While earlier reports found response rates of 4% to 6%, their analysis of 460 phase 1 trials involving 11,935 participants between 1991 and 2002 found complete or partial responses “exceeded 10 percent, with stable disease or less-than-partial response having been achieved in an additional 34.1 percent of participants.”
They argued, furthermore, that other factors need to be weighed in considering the value of phase 1 trials.
“Investigational treatments may have clinically meaningful benefits – reduced pain, increased appetite, energy, and activity, weight gain, reduced fatigue, or increased ability to perform daily activities,” they wrote. “Some of these benefits might accrue from research participation itself; for some persons, contributing to research and potentially helping future cancer patients may also be an important benefit.”
Another important benefit may be the effect on patient attitude, as the editorial published in The New England Journal of Medicine, which accompanied the review, noted:
“Our clinical experience with such patients – who often tell us that they have sought out a phase 1 trial, even if the chances of a response are small, because their quality of life is improved by ‘not giving up’ – confirms this point.”
Since then, continuing advances in therapeutic agents have resulted in markedly improved quantifiable results at the trial level, especially in cases focusing on carefully selected patient participants.

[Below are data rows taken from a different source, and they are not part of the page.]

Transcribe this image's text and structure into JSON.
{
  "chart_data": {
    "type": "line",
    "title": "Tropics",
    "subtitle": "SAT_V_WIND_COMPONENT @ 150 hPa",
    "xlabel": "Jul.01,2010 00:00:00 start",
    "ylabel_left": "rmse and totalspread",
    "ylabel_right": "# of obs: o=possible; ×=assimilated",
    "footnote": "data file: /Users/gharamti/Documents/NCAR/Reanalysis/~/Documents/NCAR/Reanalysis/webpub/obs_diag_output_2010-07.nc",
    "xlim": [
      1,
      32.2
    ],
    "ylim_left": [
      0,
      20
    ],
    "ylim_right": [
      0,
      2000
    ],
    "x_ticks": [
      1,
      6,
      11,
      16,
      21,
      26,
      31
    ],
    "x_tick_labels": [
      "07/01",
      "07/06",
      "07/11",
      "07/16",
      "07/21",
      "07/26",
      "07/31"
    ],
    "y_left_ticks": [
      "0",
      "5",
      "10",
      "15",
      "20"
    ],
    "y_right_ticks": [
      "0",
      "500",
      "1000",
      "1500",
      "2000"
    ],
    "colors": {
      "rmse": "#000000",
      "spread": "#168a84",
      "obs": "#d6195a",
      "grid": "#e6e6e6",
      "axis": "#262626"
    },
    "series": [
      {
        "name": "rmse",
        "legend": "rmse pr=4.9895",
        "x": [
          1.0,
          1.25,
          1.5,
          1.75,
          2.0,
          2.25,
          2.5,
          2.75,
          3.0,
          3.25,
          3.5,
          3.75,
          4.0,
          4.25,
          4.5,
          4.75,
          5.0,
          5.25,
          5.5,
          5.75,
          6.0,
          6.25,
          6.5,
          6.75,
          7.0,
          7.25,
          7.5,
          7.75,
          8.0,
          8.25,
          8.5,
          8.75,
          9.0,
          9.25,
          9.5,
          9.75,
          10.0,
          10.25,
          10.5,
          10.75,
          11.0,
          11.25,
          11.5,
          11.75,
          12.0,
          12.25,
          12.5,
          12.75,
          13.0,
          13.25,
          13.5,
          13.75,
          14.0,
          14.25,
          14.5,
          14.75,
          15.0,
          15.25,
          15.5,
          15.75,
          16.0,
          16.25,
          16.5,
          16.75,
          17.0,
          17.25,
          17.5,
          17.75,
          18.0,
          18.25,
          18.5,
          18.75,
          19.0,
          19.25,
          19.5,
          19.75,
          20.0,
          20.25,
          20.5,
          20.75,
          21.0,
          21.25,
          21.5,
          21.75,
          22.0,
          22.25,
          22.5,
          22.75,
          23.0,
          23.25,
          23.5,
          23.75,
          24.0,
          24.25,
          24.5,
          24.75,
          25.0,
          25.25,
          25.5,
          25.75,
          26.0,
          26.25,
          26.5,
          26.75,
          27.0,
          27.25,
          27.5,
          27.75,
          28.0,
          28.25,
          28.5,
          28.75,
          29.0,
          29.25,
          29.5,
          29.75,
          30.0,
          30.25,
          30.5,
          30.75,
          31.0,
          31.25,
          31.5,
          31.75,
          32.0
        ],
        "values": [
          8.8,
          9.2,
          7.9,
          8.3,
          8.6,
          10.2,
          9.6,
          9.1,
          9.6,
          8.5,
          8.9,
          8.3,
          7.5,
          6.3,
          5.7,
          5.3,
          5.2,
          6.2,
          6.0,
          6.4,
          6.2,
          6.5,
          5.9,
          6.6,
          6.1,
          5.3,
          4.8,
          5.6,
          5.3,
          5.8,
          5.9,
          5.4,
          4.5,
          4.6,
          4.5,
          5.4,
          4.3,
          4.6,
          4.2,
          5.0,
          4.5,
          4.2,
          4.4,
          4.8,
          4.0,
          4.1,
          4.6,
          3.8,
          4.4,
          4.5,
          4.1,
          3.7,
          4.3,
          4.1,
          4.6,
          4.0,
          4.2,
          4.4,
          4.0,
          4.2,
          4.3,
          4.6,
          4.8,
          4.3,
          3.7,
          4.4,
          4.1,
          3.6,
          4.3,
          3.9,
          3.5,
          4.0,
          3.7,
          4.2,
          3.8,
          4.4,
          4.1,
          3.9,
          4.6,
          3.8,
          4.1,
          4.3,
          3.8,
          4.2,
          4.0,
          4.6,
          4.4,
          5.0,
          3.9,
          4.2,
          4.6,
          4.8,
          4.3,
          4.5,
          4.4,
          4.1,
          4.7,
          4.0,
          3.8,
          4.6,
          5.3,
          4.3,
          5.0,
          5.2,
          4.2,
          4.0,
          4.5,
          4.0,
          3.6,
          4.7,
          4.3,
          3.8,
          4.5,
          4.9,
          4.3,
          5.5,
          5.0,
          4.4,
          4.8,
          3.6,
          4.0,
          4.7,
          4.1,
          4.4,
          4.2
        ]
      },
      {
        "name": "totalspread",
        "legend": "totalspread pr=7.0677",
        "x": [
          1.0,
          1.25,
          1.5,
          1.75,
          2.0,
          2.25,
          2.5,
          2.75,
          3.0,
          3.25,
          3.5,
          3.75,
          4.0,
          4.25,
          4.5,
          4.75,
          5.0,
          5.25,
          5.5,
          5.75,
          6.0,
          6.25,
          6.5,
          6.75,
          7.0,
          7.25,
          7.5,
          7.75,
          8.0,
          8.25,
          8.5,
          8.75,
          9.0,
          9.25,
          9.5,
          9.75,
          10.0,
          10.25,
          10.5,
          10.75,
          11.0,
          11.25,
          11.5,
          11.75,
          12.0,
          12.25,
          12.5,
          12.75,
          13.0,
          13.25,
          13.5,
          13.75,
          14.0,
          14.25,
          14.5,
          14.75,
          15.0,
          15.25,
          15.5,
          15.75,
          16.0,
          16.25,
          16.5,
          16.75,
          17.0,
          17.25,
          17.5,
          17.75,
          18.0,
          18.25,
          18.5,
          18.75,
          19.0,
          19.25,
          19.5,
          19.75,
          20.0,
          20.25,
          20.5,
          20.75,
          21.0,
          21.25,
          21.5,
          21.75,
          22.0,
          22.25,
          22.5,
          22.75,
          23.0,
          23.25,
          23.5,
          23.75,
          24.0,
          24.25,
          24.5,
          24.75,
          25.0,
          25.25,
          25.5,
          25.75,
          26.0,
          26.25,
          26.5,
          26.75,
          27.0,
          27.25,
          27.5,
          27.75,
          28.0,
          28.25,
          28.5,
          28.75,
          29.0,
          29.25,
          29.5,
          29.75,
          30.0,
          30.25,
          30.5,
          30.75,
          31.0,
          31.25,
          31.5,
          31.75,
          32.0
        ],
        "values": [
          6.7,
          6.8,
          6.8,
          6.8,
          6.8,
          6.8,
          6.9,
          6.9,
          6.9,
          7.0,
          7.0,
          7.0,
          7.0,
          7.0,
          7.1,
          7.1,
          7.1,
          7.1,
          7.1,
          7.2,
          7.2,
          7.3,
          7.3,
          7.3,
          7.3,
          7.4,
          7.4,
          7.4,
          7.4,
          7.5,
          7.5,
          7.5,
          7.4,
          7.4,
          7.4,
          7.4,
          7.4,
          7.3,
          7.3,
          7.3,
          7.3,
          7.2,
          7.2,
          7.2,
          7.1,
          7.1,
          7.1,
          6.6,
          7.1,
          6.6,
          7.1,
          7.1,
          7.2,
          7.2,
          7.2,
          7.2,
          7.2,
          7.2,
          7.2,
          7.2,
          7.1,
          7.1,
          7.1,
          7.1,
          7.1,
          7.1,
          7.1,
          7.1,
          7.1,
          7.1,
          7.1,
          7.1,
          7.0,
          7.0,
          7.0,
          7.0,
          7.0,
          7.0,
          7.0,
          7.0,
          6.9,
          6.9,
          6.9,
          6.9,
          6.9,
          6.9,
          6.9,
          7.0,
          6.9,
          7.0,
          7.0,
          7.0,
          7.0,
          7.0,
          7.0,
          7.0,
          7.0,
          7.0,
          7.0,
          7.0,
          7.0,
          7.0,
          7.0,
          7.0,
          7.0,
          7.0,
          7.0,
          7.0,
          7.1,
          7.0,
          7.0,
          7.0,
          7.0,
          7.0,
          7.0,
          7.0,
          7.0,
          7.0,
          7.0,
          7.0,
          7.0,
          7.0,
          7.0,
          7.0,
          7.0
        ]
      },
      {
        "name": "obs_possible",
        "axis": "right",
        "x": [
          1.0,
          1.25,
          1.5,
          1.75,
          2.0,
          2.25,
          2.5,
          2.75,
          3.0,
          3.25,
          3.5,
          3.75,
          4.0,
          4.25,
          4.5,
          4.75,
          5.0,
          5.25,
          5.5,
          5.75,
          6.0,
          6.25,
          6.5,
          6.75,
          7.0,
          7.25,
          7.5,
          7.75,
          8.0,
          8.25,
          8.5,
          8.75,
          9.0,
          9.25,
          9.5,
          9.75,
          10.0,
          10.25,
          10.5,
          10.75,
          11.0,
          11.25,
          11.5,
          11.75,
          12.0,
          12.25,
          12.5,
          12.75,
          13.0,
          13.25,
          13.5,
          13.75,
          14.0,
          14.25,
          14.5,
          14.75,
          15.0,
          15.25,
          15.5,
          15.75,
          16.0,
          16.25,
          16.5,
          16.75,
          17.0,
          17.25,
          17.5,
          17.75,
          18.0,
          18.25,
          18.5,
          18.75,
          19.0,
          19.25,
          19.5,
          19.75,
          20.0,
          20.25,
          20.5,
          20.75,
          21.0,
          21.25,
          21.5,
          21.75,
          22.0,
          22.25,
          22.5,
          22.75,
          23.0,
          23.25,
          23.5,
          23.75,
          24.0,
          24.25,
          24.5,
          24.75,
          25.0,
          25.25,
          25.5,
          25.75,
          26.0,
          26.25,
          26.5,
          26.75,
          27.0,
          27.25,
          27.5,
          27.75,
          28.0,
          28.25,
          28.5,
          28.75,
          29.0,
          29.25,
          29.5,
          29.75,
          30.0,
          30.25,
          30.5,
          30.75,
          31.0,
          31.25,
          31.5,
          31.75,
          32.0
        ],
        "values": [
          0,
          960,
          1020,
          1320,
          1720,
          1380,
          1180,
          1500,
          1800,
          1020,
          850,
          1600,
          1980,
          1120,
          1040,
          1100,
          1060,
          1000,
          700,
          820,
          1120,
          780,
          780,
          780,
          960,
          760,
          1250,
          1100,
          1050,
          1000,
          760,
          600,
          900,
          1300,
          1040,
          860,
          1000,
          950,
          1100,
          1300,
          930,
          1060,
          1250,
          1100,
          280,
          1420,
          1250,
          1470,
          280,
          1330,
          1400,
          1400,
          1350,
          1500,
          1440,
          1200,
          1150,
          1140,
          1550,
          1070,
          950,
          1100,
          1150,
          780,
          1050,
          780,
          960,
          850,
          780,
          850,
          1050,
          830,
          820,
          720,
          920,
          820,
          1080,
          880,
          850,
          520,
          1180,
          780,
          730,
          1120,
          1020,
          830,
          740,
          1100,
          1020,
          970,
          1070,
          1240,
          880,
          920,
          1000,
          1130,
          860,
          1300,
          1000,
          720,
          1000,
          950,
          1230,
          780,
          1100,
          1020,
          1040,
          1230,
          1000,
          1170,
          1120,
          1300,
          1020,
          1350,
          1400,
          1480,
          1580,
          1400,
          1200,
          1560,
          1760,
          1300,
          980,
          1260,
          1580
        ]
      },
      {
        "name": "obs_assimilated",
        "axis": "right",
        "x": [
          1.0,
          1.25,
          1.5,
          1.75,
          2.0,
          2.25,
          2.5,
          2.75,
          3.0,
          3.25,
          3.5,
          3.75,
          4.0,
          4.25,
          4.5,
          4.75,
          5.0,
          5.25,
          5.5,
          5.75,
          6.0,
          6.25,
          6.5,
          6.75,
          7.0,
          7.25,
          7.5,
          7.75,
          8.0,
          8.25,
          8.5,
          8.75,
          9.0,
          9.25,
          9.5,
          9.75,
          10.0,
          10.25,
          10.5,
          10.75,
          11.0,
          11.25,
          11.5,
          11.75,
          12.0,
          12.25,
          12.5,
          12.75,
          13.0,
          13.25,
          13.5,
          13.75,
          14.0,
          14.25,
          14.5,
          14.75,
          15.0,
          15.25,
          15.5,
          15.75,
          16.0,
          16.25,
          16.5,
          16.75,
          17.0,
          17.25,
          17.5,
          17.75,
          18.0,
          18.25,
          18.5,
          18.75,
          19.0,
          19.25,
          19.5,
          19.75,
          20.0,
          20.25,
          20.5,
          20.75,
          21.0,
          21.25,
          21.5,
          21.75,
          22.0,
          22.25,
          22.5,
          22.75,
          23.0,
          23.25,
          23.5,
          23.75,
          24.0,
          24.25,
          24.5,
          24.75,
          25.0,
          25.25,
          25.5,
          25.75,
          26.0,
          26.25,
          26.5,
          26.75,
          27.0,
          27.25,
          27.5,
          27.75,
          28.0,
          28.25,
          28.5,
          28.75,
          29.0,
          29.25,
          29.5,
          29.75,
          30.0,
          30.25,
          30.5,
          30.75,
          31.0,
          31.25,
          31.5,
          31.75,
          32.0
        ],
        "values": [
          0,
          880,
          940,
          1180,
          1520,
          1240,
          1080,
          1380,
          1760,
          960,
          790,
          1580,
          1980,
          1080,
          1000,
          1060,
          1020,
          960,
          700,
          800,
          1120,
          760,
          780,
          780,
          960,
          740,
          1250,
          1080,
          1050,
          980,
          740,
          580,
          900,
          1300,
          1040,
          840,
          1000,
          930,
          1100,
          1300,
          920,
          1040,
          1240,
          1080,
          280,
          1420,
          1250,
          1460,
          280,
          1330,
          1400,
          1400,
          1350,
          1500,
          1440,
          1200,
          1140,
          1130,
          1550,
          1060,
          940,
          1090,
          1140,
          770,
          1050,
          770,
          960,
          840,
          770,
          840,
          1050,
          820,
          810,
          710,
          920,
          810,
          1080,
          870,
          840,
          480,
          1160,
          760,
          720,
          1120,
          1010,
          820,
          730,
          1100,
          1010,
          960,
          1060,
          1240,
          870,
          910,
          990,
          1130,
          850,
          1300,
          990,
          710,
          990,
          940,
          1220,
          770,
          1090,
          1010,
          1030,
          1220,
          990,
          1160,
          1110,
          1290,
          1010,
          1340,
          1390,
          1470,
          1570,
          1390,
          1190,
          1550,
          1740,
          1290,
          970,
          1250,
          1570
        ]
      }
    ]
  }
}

In fact, a 2016 review of “all non-pediatric phase 1 oncology trials published in English in 2014 and 2015” found a significant leap in those statistics.4
“The overall response rate, ORR (i.e., for both complete and partial responses),” they wrote, “was 19.3%, and was significantly higher in clinical trials focusing on a specific population than in [an] ‘all comers’ one.”
In part, that’s a result of the ever-more specific selection criteria employed in choosing participants to test increasingly precise targeted therapies. Participants most likely to benefit from a therapy — because of their tumor biology or identifiable biomarkers, for example — become the ones chosen to participate in trials of those drugs.